Quando olhei a terra ardendo, qual fogueira de São João, eu perguntei a Deus do céu: porque tamanha judiação? Se você é brasileiro, e já tem idade para amarrar seus sapatos, apostamos que já ouviu os versos da canção Asa Branca, de Luiz Gonzaga, cuja primeira gravação completou nada menos do que 78 anos no último dia 3.

Três de março de 1947. Estúdios da RCA Victor, no Rio de Janeiro. Naquela segunda-feira, o músico Luiz Gonzaga e sua banda registraram pela primeira vez o fonograma daquela que viria a se tornar uma das mais conhecidas canções brasileiras, com, ao menos, 550 regravações documentadas por uma diversidade de artistas que vão de todos os ícones nordestinos, como Dominguinhos, Zé Ramalho, Elba, até ícones da música internacional como David Byrne.
Composta por Luiz Gonzaga e Humberto Teixeira, Asa Branca narra de forma lírica e poética, a situação da extrema seca que os sertanejos no nordeste brasileiro enfrentavam naqueles anos 40. Gonzaga e Teixeira expressaram a desesperança do homem frente à implacável natureza da região contando que “por falta d’água perdi meu gado, morreu de sede meu alazão”.

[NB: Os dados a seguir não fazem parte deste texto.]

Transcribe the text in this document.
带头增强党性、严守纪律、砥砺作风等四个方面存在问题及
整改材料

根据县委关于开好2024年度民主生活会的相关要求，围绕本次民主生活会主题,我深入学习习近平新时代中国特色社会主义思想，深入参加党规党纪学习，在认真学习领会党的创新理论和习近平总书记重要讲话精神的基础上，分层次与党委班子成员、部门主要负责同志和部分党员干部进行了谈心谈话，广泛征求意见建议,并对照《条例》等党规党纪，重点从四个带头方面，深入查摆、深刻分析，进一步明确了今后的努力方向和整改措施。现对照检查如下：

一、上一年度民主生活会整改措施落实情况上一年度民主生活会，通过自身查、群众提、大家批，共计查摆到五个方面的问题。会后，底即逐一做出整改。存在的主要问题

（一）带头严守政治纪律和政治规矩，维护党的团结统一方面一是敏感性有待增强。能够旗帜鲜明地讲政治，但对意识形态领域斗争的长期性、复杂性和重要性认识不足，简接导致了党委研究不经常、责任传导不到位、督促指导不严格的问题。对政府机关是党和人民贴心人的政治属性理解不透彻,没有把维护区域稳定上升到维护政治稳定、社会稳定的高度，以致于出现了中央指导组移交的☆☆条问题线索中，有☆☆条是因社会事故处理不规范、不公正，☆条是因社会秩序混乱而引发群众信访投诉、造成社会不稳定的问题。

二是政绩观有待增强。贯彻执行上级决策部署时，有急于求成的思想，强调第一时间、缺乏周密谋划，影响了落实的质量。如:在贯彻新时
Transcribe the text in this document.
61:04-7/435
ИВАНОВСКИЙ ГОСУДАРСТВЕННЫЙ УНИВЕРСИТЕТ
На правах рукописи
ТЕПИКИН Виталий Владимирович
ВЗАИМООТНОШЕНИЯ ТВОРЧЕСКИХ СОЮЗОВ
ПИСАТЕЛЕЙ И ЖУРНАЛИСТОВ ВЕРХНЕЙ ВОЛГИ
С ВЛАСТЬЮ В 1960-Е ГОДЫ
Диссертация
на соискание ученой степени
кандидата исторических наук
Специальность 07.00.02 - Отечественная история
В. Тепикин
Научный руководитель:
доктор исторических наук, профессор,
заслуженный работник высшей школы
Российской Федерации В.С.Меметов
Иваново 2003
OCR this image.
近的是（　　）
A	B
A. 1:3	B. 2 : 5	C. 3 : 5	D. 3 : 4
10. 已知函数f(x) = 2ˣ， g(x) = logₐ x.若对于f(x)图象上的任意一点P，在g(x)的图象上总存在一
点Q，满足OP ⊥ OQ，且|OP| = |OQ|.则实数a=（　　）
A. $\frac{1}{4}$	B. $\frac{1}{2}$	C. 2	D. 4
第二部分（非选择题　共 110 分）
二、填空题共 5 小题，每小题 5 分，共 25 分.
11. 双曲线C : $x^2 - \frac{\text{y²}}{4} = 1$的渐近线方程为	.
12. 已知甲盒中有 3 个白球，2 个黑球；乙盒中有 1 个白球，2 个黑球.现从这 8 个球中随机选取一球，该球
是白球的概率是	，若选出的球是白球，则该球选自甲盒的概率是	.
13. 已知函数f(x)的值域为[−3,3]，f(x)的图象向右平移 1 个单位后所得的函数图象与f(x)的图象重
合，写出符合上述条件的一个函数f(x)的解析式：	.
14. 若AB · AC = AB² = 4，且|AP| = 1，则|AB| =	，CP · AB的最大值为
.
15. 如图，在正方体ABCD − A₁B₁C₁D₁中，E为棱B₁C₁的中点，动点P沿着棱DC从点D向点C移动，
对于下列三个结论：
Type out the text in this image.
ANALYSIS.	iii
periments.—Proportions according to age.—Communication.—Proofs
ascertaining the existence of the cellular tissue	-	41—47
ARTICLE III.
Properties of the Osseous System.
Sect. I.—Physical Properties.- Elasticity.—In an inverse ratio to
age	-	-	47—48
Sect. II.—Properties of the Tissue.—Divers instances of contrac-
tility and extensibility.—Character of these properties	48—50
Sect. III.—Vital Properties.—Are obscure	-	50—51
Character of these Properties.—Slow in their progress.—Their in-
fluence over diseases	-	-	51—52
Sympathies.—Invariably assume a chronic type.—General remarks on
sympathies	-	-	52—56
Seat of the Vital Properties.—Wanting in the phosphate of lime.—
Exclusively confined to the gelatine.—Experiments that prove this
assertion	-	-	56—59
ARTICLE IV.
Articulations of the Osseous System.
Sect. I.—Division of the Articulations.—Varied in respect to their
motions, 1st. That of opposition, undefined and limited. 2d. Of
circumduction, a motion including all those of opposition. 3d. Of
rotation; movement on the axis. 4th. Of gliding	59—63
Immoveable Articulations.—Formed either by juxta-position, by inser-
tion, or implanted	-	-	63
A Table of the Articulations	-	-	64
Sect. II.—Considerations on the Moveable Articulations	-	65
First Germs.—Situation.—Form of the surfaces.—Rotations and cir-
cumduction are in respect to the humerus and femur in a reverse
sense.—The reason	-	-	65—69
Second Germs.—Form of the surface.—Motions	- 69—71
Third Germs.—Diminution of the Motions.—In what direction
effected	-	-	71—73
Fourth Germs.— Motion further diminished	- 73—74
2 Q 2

Na canção, a Asa Branca, uma espécie de pombo, típico das áreas do sertão nordestino, que tem como característica uma faixa de penas brancas em suas asas, (daí seu nome), vendo tanta seca, resolve deixar o sertão: “até mesmo a Asa Branca, bateu asas e voou”. Diante da desolação de ver uma ave tão resiliente deixar o sertão, o personagem humano da letra também decide migrar: “entonce eu disse: adeus, Rosinha guarda contigo meu coração”.
Ainda na magnífica narrativa da canção, o migrante que deixa sua esposa para tentar a vida em outras terras não abandona o seu sertão, e, com esperança, aguarda o momento de poder retornar e conforta sua amada:
“Hoje longe, muitas léguas, numa triste solidão, espero a chuva cair de novo, pra mim vortá’ pro meu sertão”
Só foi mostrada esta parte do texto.